If you're familiar with .NET regexes, you may be wondering if Java's compile() method is related to .NET's RegexOptions.Compiled modifier; the answer is no. Java's Pattern.compile() method is merely equivalent to .NET's Regex constructor. When you specify the Compiled option:

Regex r = new Regex(@"\d+", RegexOptions.Compiled); 

...it compiles the regex directly to CIL byte code, allowing it to perform much faster, but at a significant cost in up-front processing and memory use--think of it as steroids for regexes. Java has no equivalent; there's no difference between a Pattern that's created behind the scenes by String#matches(String) and one you create explicitly with Pattern#compile(String).
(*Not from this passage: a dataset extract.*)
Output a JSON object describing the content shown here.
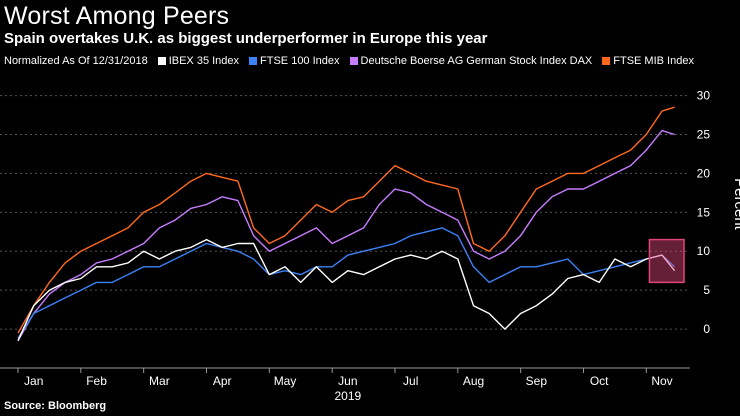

(EDIT: I originally said that all .NET Regex objects are cached, which is incorrect. Since .NET 2.0, automatic caching occurs only with static methods like Regex.Matches(), not when you call a Regex constructor directly. ref)


Compile parses the regular expression and builds an in-memory representation. The overhead to compile is significant compared to a match. If you're using a pattern repeatedly it will gain some performance to cache the compiled pattern.


When you compile the Pattern Java does some computation to make finding matches in Strings faster. (Builds an in-memory representation of the regex)

If you are going to reuse the Pattern multiple times you would see a vast performance increase over creating a new Pattern every time.

In the case of only using the Pattern once, the compiling step just seems like an extra line of code, but, in fact, it can be very helpful in the general case.


It is matter of performance and memory usage, compile and keep the complied pattern if you need to use it a lot. A typical usage of regex is to validated user input (format), and also format output data for users, in these classes, saving the complied pattern, seems quite logical as they usually called a lot.

Below is a sample validator, which is really called a lot :)

public class AmountValidator {
    //Accept 123 - 123,456 - 123,345.34
    private static final String AMOUNT_REGEX="\\d{1,3}(,\\d{3})*(\\.\\d{1,4})?|\\.\\d{1,4}";
    //Compile and save the pattern  
    private static final Pattern AMOUNT_PATTERN = Pattern.compile(AMOUNT_REGEX);


    public boolean validate(String amount){

         if (!AMOUNT_PATTERN.matcher(amount).matches()) {
            return false;
         }    
        return true;
    }    
}

As mentioned by @Alan Moore, if you have reusable regex in your code, (before a loop for example), you must compile and save pattern for reuse.